Brandon Keener and Elizabeth Barnes joined Colonna in Los Angeles at the beginning of 1998. As natives of Fort Smith, the two had known each other since high school. They married in 1996, and after graduating from the UA a year later, headed to Los Angeles, a destination they decided on since Colonna would offer a friendly face in the big city.

After a few restaurant gigs, Keener found a position at a marketing company and juggled theatrical auditions with his full-time job. Commercial work came quickly, though, followed by TV and film roles. His lengthy resume includes movies directed by the likes of Steven Spielberg and Steven Soderbergh, multiple TV roles in shows like "Justified," "Buffy the Vampire Slayer" and "NYPD Blue" and a plethora of voice-over work in some of the video game industry's most popular series including "Fallout" and "Halo." And the future looks bright: A movie shot at the end of last year called "Step Into: Miss Laura's" will debut in June, the movie "Folie, Adieu," in which he starred, is in post-production, and he'll soon travel to Hawaii to film a part for the television show "Hawaii Five-0."

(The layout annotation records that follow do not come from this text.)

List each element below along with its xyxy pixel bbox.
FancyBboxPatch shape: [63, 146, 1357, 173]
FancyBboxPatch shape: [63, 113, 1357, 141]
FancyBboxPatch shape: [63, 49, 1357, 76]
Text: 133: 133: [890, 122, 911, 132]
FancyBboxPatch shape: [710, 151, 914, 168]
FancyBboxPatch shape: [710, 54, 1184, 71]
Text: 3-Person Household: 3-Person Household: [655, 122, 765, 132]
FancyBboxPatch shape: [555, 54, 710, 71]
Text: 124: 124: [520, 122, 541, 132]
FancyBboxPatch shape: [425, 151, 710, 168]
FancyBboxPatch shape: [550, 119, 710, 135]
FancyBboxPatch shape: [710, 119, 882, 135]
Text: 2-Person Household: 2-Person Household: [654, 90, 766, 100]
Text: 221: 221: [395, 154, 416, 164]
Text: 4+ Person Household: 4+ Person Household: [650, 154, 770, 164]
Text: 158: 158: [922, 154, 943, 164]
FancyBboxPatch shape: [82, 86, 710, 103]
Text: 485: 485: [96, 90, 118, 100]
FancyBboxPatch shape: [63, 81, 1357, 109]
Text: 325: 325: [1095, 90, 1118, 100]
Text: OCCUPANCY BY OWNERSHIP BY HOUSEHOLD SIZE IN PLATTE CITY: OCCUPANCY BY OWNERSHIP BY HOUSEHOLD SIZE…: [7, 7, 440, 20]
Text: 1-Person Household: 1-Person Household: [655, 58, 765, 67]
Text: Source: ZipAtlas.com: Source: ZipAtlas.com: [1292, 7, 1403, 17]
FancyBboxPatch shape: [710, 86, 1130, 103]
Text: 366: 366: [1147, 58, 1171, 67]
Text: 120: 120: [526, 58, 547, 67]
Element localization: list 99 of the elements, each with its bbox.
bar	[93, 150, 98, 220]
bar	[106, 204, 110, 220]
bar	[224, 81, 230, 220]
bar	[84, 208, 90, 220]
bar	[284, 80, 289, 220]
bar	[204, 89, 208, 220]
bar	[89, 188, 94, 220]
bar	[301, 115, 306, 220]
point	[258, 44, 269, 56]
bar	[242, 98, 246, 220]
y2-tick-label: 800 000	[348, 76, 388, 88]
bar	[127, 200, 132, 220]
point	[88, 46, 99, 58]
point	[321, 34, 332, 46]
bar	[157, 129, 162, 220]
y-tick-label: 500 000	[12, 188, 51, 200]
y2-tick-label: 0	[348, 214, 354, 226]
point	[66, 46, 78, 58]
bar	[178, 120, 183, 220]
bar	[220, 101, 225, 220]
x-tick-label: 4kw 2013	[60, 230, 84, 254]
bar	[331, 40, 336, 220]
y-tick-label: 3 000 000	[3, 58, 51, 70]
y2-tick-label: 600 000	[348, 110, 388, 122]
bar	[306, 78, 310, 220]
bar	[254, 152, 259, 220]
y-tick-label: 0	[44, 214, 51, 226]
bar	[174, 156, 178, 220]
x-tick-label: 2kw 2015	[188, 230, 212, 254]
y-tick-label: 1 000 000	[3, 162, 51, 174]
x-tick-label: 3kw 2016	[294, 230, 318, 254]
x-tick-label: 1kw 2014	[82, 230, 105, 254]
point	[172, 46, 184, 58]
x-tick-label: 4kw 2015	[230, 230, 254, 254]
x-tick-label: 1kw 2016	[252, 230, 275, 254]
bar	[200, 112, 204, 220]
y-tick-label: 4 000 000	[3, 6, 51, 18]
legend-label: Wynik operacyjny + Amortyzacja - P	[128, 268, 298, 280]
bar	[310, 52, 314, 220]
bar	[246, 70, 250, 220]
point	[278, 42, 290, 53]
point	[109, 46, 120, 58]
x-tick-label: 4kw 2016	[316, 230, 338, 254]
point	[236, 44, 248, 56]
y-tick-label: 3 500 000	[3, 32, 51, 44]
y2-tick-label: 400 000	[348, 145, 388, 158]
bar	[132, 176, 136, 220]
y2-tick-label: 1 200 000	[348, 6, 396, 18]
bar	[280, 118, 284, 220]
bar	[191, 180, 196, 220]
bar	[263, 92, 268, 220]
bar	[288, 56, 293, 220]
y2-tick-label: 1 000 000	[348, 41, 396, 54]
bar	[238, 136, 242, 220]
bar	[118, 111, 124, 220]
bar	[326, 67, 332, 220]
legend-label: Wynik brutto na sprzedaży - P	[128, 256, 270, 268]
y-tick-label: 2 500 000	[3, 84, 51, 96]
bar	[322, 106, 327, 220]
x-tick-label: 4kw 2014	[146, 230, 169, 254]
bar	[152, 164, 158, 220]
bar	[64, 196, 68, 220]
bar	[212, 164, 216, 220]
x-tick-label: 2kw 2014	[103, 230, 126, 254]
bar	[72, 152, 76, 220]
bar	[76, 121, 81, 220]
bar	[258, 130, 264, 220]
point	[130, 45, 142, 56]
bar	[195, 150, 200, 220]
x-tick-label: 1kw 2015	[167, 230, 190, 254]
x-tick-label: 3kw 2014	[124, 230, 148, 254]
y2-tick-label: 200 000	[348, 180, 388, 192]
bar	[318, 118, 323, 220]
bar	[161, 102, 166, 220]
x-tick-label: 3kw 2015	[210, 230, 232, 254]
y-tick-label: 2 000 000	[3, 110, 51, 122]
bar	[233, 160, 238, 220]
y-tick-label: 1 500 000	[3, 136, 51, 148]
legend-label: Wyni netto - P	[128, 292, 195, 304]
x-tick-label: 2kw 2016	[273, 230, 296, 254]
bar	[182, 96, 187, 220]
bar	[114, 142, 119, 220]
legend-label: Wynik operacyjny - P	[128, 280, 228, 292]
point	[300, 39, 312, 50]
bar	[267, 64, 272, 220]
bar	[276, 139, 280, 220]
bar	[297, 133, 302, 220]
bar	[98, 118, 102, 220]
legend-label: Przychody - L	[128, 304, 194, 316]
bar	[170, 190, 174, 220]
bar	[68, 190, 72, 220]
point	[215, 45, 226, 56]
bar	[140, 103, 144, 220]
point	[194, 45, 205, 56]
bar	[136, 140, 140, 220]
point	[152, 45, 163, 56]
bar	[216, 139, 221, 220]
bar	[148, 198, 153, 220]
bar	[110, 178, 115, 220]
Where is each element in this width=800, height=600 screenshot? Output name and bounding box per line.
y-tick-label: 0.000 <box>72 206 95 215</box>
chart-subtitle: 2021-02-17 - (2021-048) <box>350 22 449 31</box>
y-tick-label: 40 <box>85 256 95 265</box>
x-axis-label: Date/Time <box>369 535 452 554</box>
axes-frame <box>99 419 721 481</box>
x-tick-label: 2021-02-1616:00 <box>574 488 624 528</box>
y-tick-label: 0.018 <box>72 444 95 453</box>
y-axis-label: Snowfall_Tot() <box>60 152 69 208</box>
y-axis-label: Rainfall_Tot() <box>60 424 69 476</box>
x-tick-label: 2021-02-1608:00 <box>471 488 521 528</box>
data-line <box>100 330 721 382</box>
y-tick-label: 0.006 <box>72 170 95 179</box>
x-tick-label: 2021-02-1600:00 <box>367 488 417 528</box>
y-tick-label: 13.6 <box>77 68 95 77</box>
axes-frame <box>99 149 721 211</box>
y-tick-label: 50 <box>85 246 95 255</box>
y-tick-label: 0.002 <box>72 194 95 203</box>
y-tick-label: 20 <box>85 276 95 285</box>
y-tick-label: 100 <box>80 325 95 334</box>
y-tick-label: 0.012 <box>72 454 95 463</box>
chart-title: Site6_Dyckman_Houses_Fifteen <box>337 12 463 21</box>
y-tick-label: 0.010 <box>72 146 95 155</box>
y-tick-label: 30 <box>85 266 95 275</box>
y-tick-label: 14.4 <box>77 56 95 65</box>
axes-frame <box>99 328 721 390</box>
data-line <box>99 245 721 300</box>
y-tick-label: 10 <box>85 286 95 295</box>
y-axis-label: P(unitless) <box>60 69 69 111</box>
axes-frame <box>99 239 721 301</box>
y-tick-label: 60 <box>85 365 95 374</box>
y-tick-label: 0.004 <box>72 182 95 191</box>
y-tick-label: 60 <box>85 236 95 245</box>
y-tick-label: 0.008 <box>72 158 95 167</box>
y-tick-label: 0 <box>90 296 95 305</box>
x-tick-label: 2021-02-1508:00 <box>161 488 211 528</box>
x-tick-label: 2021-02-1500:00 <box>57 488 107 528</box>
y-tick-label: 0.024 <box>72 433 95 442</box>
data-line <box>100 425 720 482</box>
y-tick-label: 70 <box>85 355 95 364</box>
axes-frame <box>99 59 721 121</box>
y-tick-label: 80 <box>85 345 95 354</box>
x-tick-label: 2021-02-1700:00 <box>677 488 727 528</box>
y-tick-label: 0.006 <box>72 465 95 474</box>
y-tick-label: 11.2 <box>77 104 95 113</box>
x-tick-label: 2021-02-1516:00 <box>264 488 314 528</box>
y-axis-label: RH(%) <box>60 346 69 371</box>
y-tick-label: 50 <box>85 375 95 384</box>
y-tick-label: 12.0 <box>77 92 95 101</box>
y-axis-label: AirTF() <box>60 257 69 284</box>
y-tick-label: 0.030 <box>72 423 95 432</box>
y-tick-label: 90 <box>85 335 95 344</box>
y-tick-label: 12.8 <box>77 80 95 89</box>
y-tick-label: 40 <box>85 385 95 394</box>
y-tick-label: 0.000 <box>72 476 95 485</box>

Meanwhile, Barnes found herself moving in an unexpected direction shortly after their arrival in L.A. when she worked with a theater company behind the scenes.

"I was starting to feel more comfortable behind the scenes," she says. "I got a crummy commercial agent and went on a few auditions. I would go on these auditions and just be miserable. I was thinking, 'I don't think I could do this for a really long time. What else can I do?'" She started looking around the industry for the niche that she was destined for. She found it in casting.

"In college, I liked costume design and directing and putting things together -- [casting a show] was like designing a show, but helping design it with the actors." Emotionally, she says, she wrestled with the idea of quitting the career for which she had studied so diligently in college. "But not once have I thought, 'Oh, I wish I could go on an audition.' Everything I learned in in school, I still use every day -- it's just that no one is filming me using it."

Barnes now runs her own independent casting agency, has 46 casting credits on her IMDb resume and has been nominated for three primetime Emmys for casting. In addition to casting "Parker's Anchor," she also worked on "Step Into: Miss Laura's" and cast the Jenji Kohan show "Glow," which debuts on Netflix in June. She and Keener are raising two children, ages 9 and 6, neither of whom has any interest in working in the industry. Yet.

"On occasion, we'll get a request for a 'real father/daughter,' especially for commercials," says Keener. "I asked my daughter if she wanted to go with me. She said, 'Now, if they pick us, do we get to be on TV?' and I said, 'Yes.' And she said, 'Oh, no, definitely not.'"

The trio says they are thrilled to be back in their home state making movies. They all plan to make it home for the premiere on May 4.

Barnes says that a scene in the movie was shot with a drone on New Year's Eve at the downtown Last Night celebration.

"It shows the community -- so many people came out and did background work, so it's full of Fayetteville," she says. "If I weren't from here, I would wish that I was after seeing this movie."

"Parker's Anchor" will screen at 5:45 p.m. on Thursday in Cinetransformer Apple Blossom.